Of course, as the technology behind this type of vehicle progresses, the initial path of development splits and several kinds of AVs are born.
WHY AUTONOMOUS VEHICLESThis apparently uncalled for push to automate driving has behind it very sound reasons. According to the latest study on the subject, issued by auditing firm KPMG, there are several reasons why it would be preferable to have autonomous vehicles developed and adopted as soon as possible.
First, autonomous cars could help save at least one million lives each year, lost to car accidents. KPMG estimates that 90 to 95 percent of car crashes which occur on public roads each year are caused by human error. Once that factor is taken out of the equation, car crashes should diminish drastically, saving at the same time millions, if not billions of dollars in car repairs.
Secondly, AVs could help those who are unable to drive, like the elderly or physically impaired, move easier from place to place. AVs can also be used in remote areas where there is no public transport, or by those who don't have a car of their own.
WHO WORKS ON AUTONOMOUS VEHICLESThere is no AV that is fully functional and operating on public roads at the moment. Several manufacturers are in the process of testing their technologies, including companies that are not necessarily directly involved in the car manufacturing process like Google, Apple or Uber.

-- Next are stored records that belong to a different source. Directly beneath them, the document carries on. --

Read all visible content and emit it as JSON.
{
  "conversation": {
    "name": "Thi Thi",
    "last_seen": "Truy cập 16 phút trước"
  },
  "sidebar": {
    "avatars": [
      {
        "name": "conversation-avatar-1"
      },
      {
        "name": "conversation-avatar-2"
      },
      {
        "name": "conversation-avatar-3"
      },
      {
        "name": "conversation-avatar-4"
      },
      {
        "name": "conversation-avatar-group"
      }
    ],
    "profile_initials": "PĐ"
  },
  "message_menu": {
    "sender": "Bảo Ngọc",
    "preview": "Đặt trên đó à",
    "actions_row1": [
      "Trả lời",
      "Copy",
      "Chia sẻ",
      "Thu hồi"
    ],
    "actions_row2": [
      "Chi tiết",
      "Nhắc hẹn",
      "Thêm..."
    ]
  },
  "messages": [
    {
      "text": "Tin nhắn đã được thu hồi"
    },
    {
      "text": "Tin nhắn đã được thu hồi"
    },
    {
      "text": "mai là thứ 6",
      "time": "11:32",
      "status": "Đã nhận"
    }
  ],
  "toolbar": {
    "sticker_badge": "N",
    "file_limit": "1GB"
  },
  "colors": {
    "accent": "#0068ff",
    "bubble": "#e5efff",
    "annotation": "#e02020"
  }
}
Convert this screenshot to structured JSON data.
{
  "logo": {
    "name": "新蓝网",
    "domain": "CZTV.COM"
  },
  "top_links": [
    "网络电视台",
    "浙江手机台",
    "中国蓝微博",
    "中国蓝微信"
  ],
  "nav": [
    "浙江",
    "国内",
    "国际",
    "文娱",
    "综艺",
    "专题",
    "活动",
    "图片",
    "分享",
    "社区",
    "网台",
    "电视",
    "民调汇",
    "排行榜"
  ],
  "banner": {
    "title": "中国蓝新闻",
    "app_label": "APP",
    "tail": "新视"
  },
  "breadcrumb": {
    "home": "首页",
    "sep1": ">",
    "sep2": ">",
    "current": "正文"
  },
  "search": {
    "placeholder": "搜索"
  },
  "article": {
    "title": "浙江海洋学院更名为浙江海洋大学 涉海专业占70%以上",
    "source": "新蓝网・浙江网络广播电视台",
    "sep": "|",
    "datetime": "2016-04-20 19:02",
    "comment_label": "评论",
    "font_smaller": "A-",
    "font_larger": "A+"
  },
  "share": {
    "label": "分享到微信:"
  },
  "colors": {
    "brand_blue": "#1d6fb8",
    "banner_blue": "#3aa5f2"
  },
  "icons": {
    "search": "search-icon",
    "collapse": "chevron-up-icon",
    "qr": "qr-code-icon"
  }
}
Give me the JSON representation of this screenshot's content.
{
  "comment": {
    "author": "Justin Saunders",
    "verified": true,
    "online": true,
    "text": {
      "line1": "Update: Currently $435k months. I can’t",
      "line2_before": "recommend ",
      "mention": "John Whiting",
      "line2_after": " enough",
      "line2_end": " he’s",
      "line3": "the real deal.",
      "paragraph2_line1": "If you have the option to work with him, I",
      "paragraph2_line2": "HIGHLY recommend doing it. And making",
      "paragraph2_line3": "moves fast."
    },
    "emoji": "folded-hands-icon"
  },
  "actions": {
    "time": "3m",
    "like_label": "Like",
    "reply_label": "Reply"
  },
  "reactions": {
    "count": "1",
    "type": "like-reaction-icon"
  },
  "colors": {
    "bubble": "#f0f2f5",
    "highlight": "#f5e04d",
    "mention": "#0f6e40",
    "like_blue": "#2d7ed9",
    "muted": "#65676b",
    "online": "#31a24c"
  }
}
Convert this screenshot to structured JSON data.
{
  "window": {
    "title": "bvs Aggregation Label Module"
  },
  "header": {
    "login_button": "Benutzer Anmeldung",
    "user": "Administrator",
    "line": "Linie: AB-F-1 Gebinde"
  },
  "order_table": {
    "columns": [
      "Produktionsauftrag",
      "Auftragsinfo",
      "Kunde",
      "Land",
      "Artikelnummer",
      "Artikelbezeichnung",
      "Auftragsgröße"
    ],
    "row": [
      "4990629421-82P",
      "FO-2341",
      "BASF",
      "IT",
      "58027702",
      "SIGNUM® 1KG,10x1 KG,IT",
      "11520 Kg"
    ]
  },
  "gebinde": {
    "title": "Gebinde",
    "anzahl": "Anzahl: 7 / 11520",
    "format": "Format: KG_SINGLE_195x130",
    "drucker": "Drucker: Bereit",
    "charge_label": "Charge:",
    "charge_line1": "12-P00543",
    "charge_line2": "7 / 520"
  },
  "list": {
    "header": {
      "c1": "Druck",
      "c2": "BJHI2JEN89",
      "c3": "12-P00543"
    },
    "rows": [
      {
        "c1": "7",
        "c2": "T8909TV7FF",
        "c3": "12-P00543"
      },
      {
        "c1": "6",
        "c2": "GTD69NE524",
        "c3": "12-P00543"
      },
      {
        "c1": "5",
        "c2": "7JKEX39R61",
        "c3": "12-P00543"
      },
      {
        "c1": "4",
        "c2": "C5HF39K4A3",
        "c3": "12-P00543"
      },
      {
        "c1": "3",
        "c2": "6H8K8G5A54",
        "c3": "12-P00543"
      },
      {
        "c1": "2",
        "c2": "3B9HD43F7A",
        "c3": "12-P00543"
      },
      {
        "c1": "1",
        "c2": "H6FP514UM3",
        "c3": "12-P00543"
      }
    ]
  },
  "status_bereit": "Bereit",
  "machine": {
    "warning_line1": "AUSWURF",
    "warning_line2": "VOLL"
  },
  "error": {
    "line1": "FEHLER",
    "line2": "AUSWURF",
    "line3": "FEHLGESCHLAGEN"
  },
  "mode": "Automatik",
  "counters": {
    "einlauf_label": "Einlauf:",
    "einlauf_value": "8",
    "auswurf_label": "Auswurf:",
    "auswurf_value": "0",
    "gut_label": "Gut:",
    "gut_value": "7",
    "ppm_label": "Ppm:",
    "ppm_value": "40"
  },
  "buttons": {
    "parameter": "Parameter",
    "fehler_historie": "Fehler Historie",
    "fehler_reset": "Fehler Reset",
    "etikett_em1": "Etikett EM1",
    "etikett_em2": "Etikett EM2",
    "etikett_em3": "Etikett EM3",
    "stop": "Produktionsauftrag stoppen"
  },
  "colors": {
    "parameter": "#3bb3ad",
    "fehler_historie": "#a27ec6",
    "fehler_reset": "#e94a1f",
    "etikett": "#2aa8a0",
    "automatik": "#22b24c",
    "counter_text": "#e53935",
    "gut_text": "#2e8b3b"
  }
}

From the ranks of established carmakers that are working on such technologies, most progress has been made by Ford, General Motors, and the Renault Nissan Alliance. Following closely are Daimler, Volkswagen, BMW, Honda, and Volvo.
The list, however, is practically unending and it includes several previously never-heard-of companies that bet all their money on AVs. Such startups say KPMG experts, are responsible for most of the $50 billion invested so far in this field over the last five years.
AUTONOMOUS VEHICLE LEVELSThere are six autonomous vehicle levels that allow users to identify how much autonomy one vehicle has. The classification belongs to the SAE International and has been adopted by the U.S. Department of Transportation (DoT) and the National Highway Traffic Safety Administration (NHTSA) in November 2017.
LEVEL 0 - This level includes all the vehicles currently being sold in the world, meaning no automation. All the work is being done by the driver: steering, throttle, braking (a set of operations referred to as ST&B), monitoring the surroundings, navigating, use of turn signals, changing lanes, and turning. Cars equipped with technologies like blind spot and collision warnings are included in this category. The driver is responsible for all the other task required for driving.
LEVEL 1 – Vehicles included in this category can manage in certain circumstances ST&B operations. Hence they are capable of assisting the driver. The person behind the wheel, however, must pay attention at all times to intervene if needed. The driver is responsible for all the other task required for driving.
LEVEL 2 – Partial assistance vehicles can also handle ST&B but in a more permanent way. The technology allows the driver to step in if it thinks the situation ahead cannot be controlled automatically. There are at least two automatic functions, but he driver is still responsible for all the other task required for driving.
LEVEL 3 – Depending on conditions, the car can monitor its surroundings and handle ST&B. This type of autonomous systems is meant to be used primarily on highways. Human input is still required in emergency or unforeseen situations.
LEVEL 4 – The car itself can handle pretty much all tasks required for driving after being activated. There is no need for human input during the functioning of the system, being driverless in specific environments. Weather conditions, however, limit its use.
LEVEL 5 – The Holy Graal of the automotive industry, full automation means the driver becomes a mere passenger in a driverless taxi. Just punch in the desired destination and then read a book and play on the smartphone.
The cars currently on the market are Level 2, 3 at most. Several manufacturers have begun testing Level 4 technologies, but none has ventured so far yet as to go for a Level 5.